The atrocities he speaks of, the enforcement of Jim Crow laws, the blatant abuse of people of color, those things happened more than a decade before I was even born, and more than 30 years before I became a cop.  I do not have to apologize for something I did not do.  It is entirely possible for me to acknowledge that something bad happened, that something was done wrong, without my needing to accept blame for it.  Expecting modern law enforcement to apologize for things done 50 years ago is the same as expecting white people to apologize for slavery.  It is liberal minded, SJW bull crap!

As an actively employed cop, this man’s comments infuriate me.

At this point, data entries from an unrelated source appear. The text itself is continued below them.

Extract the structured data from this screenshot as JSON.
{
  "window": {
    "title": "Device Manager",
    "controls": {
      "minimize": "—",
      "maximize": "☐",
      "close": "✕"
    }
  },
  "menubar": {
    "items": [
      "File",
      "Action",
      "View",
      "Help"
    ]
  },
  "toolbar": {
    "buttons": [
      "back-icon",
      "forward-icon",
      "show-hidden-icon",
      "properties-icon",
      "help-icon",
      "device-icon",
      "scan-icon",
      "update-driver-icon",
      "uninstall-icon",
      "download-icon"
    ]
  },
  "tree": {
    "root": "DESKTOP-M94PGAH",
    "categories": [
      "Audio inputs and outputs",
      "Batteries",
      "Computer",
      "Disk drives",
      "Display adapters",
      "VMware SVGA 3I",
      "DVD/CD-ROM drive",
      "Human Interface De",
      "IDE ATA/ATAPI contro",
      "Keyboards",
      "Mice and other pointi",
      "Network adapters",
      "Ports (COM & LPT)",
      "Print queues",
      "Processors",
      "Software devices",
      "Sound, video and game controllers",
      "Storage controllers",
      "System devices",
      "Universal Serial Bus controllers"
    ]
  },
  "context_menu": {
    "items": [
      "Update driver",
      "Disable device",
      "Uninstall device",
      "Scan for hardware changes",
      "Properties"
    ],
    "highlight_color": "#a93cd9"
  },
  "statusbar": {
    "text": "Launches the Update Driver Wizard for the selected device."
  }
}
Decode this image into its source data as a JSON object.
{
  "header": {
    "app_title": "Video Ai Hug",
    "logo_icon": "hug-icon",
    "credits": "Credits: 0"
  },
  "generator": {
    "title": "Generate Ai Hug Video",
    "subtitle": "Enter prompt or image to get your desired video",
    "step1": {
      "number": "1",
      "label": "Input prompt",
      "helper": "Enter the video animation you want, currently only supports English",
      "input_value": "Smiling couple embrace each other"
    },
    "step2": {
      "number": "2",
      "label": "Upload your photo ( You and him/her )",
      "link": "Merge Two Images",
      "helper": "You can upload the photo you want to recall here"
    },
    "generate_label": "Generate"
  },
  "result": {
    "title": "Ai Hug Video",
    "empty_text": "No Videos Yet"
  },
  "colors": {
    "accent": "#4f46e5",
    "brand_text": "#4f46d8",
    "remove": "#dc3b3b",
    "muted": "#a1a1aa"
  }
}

This is yet another leftist attempt to alleviate a segment of society from personal responsibility, and his comments could not have come at a worse time.  There is currently a war on cops being waged, and this guy wants me to say sorry for something that happened before I was born?  Someone needs to step out of suburbia and experience real cop work before he is going to try and lecture us.

We as a nation need to stop blaming people who did nothing wrong.  The only way we can hope to grow as a people, as one nation, is to stop living in the past.  Make changes for the better.  Judge people based on their actions, not on their skin color or the clothing (uniform) they wear.

Now, before someone accuses me of trying to whitewash history, I am not remotely suggesting that we ignore the past, far from it.  As the saying goes, those who refuse to learn history are doomed to repeat it.  However, acknowledging that history does not require taking responsibility for it.  It is possible to learn from the mistakes of others, and that is what we all need to do, both the cops and the communities we serve.

Edit 10-21-16:  While I understand the message he was trying to convey, and I agree it is a positive one, his choice of wording was horrific and now the left is shoving those poorly chosen words in law enforcement’s collective face.